At the top she motioned to them to wait while she stuck her head out into the hallway and looked both ways. Then she beckoned them to follow her to the end of the passageway. There was a barred gate there to set off the security ward from the rest of the sanitarium. Hannah produced a key, unlocked it, ushered Sammy and Llona through, and then locked it behind them. Doors lined the hallway they were in now. And each of the doors had a padlocked bar across it.
Halfway down the hallway, Hannah paused in front of one of the doors. "This is Ogilvie's room," she told the other two. "I'm going to let you in there, but I won't go in with you. I'll go find the doctor on duty and talk to him or stall some other way to make sure he doesn't interrupt you. Figure you've got ten minutes.
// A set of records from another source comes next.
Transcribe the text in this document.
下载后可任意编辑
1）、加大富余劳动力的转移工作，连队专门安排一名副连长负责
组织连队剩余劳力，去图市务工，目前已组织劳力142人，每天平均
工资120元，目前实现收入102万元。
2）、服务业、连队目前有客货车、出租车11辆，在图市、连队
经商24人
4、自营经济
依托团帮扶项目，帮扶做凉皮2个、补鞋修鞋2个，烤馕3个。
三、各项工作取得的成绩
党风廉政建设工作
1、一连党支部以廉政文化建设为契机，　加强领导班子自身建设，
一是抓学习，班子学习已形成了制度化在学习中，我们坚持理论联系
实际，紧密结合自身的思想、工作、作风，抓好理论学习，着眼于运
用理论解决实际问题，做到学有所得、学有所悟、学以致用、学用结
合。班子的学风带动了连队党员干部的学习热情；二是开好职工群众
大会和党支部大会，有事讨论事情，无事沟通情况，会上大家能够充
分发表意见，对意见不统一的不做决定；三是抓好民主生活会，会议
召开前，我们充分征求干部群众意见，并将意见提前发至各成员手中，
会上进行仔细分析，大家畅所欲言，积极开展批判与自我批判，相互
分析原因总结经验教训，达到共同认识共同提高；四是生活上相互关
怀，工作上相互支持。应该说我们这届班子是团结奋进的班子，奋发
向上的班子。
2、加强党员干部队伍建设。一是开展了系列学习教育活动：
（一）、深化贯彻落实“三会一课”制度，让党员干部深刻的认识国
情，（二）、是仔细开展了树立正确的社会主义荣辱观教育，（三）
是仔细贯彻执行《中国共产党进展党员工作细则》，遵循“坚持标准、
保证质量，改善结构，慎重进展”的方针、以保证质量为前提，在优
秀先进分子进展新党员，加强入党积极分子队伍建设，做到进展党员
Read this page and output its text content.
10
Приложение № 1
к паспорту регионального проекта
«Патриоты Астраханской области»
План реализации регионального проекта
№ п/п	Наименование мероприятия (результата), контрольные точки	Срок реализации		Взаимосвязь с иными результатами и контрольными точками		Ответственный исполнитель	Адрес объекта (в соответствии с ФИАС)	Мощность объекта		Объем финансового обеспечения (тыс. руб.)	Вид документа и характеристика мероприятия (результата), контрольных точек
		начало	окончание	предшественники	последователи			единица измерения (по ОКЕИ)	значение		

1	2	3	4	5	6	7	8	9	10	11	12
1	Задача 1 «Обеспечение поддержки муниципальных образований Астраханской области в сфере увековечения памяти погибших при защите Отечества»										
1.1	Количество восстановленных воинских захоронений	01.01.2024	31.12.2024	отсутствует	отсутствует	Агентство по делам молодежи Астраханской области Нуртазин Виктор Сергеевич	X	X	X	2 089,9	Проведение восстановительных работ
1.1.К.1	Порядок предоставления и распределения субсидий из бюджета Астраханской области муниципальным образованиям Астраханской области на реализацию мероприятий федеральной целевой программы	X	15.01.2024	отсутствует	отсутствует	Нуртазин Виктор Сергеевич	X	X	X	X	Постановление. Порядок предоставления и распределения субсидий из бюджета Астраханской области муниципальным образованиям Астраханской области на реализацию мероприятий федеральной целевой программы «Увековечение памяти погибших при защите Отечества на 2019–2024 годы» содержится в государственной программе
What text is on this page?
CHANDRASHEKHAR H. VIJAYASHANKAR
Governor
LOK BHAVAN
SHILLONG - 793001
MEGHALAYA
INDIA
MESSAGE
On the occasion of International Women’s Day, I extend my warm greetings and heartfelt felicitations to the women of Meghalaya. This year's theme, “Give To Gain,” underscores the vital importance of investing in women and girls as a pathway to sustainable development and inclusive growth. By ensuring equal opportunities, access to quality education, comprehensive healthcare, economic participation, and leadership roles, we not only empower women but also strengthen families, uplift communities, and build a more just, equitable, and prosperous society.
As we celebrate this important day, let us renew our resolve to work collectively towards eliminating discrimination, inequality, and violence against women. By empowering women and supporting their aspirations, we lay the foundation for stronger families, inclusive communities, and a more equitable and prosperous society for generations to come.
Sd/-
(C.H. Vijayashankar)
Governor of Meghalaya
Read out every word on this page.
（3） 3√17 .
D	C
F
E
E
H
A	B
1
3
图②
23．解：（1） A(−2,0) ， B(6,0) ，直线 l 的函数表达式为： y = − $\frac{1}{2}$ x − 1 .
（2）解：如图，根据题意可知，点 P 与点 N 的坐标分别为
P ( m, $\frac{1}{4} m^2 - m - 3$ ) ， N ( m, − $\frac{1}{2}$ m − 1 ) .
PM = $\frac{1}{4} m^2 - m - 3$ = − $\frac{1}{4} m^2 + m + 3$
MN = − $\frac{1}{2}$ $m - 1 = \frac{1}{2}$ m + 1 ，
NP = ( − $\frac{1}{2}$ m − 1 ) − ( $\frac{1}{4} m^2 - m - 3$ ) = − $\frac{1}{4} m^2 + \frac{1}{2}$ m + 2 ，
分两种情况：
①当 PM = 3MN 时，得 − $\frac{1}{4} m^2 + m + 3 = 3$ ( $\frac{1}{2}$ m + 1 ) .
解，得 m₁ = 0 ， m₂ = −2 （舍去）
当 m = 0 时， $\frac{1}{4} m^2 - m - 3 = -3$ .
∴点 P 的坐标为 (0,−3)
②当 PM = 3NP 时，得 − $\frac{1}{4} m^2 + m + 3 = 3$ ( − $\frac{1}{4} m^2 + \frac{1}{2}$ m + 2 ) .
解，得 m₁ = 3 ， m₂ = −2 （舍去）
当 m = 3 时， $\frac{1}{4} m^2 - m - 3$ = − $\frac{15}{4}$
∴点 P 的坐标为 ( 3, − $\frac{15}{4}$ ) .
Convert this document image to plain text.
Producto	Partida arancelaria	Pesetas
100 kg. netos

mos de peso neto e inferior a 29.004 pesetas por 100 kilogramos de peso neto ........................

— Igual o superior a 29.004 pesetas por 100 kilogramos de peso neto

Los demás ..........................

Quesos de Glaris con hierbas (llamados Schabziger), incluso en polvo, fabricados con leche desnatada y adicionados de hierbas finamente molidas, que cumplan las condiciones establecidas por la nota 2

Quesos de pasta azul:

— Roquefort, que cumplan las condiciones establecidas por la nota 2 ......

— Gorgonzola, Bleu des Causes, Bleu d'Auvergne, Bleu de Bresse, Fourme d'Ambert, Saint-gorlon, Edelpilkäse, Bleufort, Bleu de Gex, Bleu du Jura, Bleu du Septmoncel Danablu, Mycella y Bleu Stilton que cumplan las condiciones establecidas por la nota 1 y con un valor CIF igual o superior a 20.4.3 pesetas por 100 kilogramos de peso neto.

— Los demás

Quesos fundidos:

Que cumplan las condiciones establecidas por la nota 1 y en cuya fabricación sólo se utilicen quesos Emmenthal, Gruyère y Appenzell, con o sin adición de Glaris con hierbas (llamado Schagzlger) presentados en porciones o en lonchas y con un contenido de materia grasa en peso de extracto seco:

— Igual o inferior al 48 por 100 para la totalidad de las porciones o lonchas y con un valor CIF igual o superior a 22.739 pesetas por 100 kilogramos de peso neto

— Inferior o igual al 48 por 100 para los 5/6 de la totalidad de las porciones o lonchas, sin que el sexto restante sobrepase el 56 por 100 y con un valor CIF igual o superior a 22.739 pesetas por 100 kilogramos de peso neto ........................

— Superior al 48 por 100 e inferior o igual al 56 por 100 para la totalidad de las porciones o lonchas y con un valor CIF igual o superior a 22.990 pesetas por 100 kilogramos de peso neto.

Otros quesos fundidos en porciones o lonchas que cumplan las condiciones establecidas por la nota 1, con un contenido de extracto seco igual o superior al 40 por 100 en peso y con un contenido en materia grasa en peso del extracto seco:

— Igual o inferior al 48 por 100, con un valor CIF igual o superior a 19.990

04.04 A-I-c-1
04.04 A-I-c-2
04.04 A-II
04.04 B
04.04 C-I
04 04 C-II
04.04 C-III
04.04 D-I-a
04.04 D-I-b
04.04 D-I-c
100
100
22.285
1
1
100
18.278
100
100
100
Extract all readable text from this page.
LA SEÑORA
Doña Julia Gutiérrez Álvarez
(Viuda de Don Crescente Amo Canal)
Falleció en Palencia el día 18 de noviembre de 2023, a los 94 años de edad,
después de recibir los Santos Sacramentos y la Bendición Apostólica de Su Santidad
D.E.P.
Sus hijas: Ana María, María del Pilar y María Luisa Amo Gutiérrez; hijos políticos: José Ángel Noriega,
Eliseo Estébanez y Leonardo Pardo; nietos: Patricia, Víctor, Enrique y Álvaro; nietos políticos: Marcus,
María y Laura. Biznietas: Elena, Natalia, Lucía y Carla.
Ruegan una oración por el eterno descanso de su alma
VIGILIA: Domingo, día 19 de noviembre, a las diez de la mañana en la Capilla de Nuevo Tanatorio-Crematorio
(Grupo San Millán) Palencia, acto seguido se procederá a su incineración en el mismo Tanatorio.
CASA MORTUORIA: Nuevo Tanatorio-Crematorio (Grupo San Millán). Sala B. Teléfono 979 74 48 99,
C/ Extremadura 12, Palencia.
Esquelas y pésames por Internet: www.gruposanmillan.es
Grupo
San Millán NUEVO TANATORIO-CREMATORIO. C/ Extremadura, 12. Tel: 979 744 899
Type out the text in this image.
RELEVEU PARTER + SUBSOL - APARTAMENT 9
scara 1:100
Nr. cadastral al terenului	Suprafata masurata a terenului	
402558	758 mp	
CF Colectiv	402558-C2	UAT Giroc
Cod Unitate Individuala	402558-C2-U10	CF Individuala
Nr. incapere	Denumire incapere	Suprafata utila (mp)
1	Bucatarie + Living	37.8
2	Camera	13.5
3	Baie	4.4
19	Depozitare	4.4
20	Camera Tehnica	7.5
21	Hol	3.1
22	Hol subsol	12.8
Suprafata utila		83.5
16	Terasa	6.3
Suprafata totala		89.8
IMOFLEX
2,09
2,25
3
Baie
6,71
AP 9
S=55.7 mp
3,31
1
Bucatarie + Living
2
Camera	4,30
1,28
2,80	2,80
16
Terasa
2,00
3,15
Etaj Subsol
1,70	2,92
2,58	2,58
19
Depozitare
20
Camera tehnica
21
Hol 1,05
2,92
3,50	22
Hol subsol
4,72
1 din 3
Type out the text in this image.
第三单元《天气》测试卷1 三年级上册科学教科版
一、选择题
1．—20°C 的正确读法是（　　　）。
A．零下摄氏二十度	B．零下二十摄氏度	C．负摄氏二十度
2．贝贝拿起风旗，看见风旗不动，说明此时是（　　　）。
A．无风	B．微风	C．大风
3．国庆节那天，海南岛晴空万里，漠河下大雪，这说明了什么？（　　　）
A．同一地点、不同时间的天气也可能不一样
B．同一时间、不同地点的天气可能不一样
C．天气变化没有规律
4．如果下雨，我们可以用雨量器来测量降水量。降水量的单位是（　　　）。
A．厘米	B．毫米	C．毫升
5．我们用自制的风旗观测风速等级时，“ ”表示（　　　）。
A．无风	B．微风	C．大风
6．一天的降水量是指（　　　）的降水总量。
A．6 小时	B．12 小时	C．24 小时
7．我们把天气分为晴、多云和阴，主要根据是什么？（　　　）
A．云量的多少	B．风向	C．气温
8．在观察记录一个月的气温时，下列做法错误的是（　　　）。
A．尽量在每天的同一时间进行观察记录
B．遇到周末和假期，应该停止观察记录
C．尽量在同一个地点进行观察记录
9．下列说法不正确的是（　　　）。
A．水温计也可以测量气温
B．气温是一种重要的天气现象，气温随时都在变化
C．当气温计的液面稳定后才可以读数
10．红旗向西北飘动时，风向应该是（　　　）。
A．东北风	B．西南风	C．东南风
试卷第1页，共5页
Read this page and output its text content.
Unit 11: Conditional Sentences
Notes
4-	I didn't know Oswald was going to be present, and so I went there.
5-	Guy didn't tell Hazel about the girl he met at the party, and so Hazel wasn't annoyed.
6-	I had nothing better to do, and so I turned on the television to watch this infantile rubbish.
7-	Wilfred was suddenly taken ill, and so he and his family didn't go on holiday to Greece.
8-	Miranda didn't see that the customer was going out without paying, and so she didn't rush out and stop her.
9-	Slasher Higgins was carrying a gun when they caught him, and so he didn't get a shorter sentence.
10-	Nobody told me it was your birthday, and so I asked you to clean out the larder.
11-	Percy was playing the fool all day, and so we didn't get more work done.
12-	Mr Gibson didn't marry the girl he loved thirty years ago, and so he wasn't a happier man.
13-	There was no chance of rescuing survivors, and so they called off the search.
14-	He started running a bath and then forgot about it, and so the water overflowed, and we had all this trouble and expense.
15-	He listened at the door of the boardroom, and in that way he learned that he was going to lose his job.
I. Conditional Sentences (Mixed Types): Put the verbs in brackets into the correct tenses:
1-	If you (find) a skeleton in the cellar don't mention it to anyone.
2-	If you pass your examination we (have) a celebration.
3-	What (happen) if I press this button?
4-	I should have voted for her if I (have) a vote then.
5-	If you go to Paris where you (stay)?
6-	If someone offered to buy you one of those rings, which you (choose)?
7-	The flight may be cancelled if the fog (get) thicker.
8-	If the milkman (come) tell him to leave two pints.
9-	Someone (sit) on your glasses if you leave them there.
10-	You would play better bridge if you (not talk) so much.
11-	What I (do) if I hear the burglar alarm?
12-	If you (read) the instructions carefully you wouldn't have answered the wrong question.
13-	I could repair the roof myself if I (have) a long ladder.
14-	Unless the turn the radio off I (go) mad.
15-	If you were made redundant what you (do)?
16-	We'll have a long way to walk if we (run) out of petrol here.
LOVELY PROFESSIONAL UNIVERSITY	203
Then come out and wait for me inside that linen closet over there." She pointed. "I'll fetch you when it's safe."
"I think I should wait there now," Sammy said tactfully. "I think Mrs. Rutherford would prefer to see Mr. Ogilvie alone."
"Suit yourself." Hannah watched as Sammy walked to the linen closet, entered, and closed the door behind him. Then she unlocked the door for Llona and removed the bar. "Go on in," she told the anxious girl.
Llona turned the knob, and the door slid open. The room beyond was dark except for a small night light. Llona entered, her heart pounding. Would she find her Archer within? Would this at last be the end of her quest? Would the man of her dreams be waiting there?
The answers were within her grasp. Alas! That grasp turned out to be more slippery than Llona could have guessed!
Chapter Seven
Another brainwashing. They were coming to interrogate him again. 'Interrogate'! Ha! Polite Commie word for torture! Sliver of light as the door to the torture cell eased open. Footsteps. Somebody new. Senses heightened, hearing acute, it was easy for Ogilvie to make the distinction. New footsteps. A woman. Well, they'd tried that before. Pleasure-punishment principle. She'd wheedle like the other Red broads had. And when that didn't work, they'd send in some burly Viet King-Cong to put the screws to him. But maybe this slant-eyed Red chick would slip. Maybe he'd be able to escape. Yes, he had to be very cunning and watch for the slightest opportunity. Escape! That's what he had to do! Escape!
Llona stood over the bed now and looked down at the white mound there. It was indistinct in the faint rays from the night-lamp. Shapeless, squeezed-together flesh tightly encased in a securely laced strait) acket. The confined body was lying face down.